Why is Govt 'silent' on SA holiday road deaths?

By Drum Digital
04 January 2016

Earlier in December 2015, Wheels24 reported that the number of fatalities on South African roads during the 2015/16 holiday season surpassed 500 by December 21.

Despite the horrendous death toll, government assures that it will continue to clamp down on traffic offenders, even threatening drivers with arrest and/or jail for violations such as failure to wear a seatbelt.

The Justice Project South Africa (JPSA) has questioned the media strategy by the Road Traffic Management Corporation and the Department of Transport, claiming both organisations stopped 'reporting the ongoing death toll' on SA's roads.

Media silence?

JPSA said: "When the current festive season death toll showed signs of having dramatically grown over 2014's horrific carnage, the RTMC and Department of Transport suddenly stopped reporting the ongoing death toll, stating that they would do so 'once it had been verified'. On 30 December 2015, it sent out a media release stating that it would only do so in January, after the festive season comes to an official end."

'Whilst we readily acknowledge that road death tolls need to be verified and the United Nations best practices for reporting thereof need to be adhered to so as to accommodate those who pass away up to 30 days after a road crash, just because the preliminary death toll in 2015 is apparently higher than last, and arguably the highest ever is no reason to employ an effective media blackout thereon.'

Full report due in 2016

RTMC spokesperson Simon Zwane said a consolidated report of all crashes and fatalities would be released at the end of the festive season in January 2016.

Zwane said: “It is critical that South Africans are provided with accurate and verified information about the state of safety on the roads because roads are a shared space and users are important stakeholders.

Where are the road traffic reports?

JPSA said: "The RTMC has not released a single comprehensive 'Road Traffic Report' wherein road fatality statistics are reported, since 2011.

"It would appear that neither the RTMC, nor the Minister and Department of Transport take road safety seriously since they are doing everything other than adopting internationally proven best practices.
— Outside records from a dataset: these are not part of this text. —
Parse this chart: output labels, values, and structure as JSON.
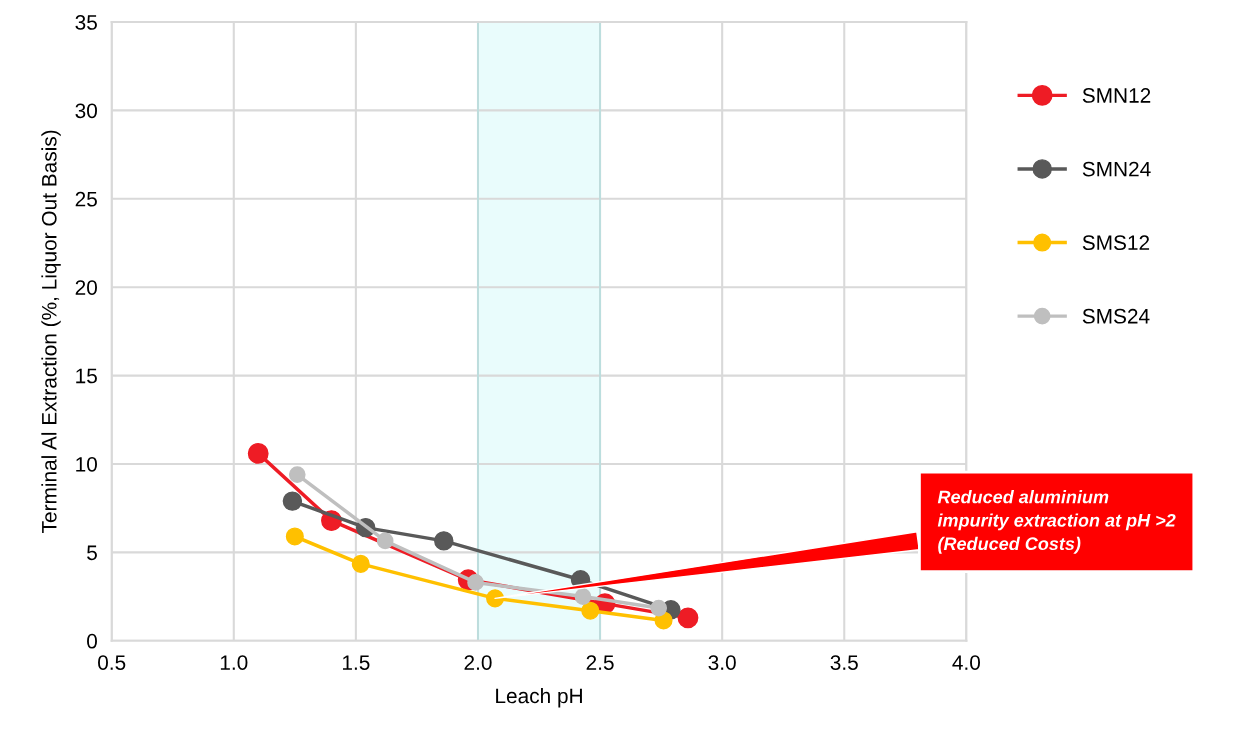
{
  "chart_data": {
    "type": "line",
    "xlabel": "Leach pH",
    "ylabel": "Terminal Al Extraction (%, Liquor Out Basis)",
    "xlim": [
      0.5,
      4.0
    ],
    "xticks": [
      {
        "value": 0.5,
        "label": "0.5"
      },
      {
        "value": 1.0,
        "label": "1.0"
      },
      {
        "value": 1.5,
        "label": "1.5"
      },
      {
        "value": 2.0,
        "label": "2.0"
      },
      {
        "value": 2.5,
        "label": "2.5"
      },
      {
        "value": 3.0,
        "label": "3.0"
      },
      {
        "value": 3.5,
        "label": "3.5"
      },
      {
        "value": 4.0,
        "label": "4.0"
      }
    ],
    "ylim": [
      0,
      35
    ],
    "yticks": [
      0,
      5,
      10,
      15,
      20,
      25,
      30,
      35
    ],
    "grid": true,
    "legend": "right",
    "marker": "circle",
    "line_style": "solid",
    "series": [
      {
        "name": "SMN12",
        "color": "#ee1c25",
        "x": [
          1.1,
          1.4,
          1.96,
          2.52,
          2.86
        ],
        "values": [
          10.6,
          6.8,
          3.45,
          2.1,
          1.3
        ]
      },
      {
        "name": "SMN24",
        "color": "#595959",
        "x": [
          1.24,
          1.54,
          1.86,
          2.42,
          2.79
        ],
        "values": [
          7.9,
          6.4,
          5.65,
          3.45,
          1.75
        ]
      },
      {
        "name": "SMS12",
        "color": "#ffc000",
        "x": [
          1.25,
          1.52,
          2.07,
          2.46,
          2.76
        ],
        "values": [
          5.9,
          4.35,
          2.4,
          1.7,
          1.15
        ]
      },
      {
        "name": "SMS24",
        "color": "#bfbfbf",
        "x": [
          1.26,
          1.62,
          1.99,
          2.43,
          2.74
        ],
        "values": [
          9.4,
          5.65,
          3.3,
          2.5,
          1.85
        ]
      }
    ],
    "bands": [
      {
        "axis": "x",
        "from": 2.0,
        "to": 2.5,
        "color": "#e0fbfb"
      }
    ],
    "annotations": [
      {
        "text": "Reduced aluminium\nimpurity extraction at pH >2\n(Reduced Costs)",
        "x": 2.07,
        "y": 2.4
      }
    ]
  }
}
This is very sad for South Africa and for those have been and will be injured or killed in road crashes.

"We would therefore have to agree with the Minister of Transport and the RTMC that 'road safety is the responsibility of every road user'...mainly because the authorities are simply not doing what they should be doing."

Threatening drivers

Earlier in December 2015, the Road Traffic Management Corporation (RTMC) warned road users they could be arrested for traffic offences during the holiday season.

News24 published a list of 9 traffic offences that could, the RTMC says, land you in jail.

JPSA said: "Instead of communicating facts, the RTMC has chosen to engage in threats against motorists, some of which have been invalid since they would constitute unlawful arrest.

"It should be clear that this strategy is not having the desired effect, judging by some of the horrific crashes which have occurred this festive season and the lawlessness which prevails on our roads, not only over the festive season, but at any given time of the year. Consistent, ethical and ongoing traffic law enforcement, free of corruption and throughout the year is the only thing which will alter the way in which road users, not just motorists behave on our roads and a few shows of force at peak periods continues to have little effect."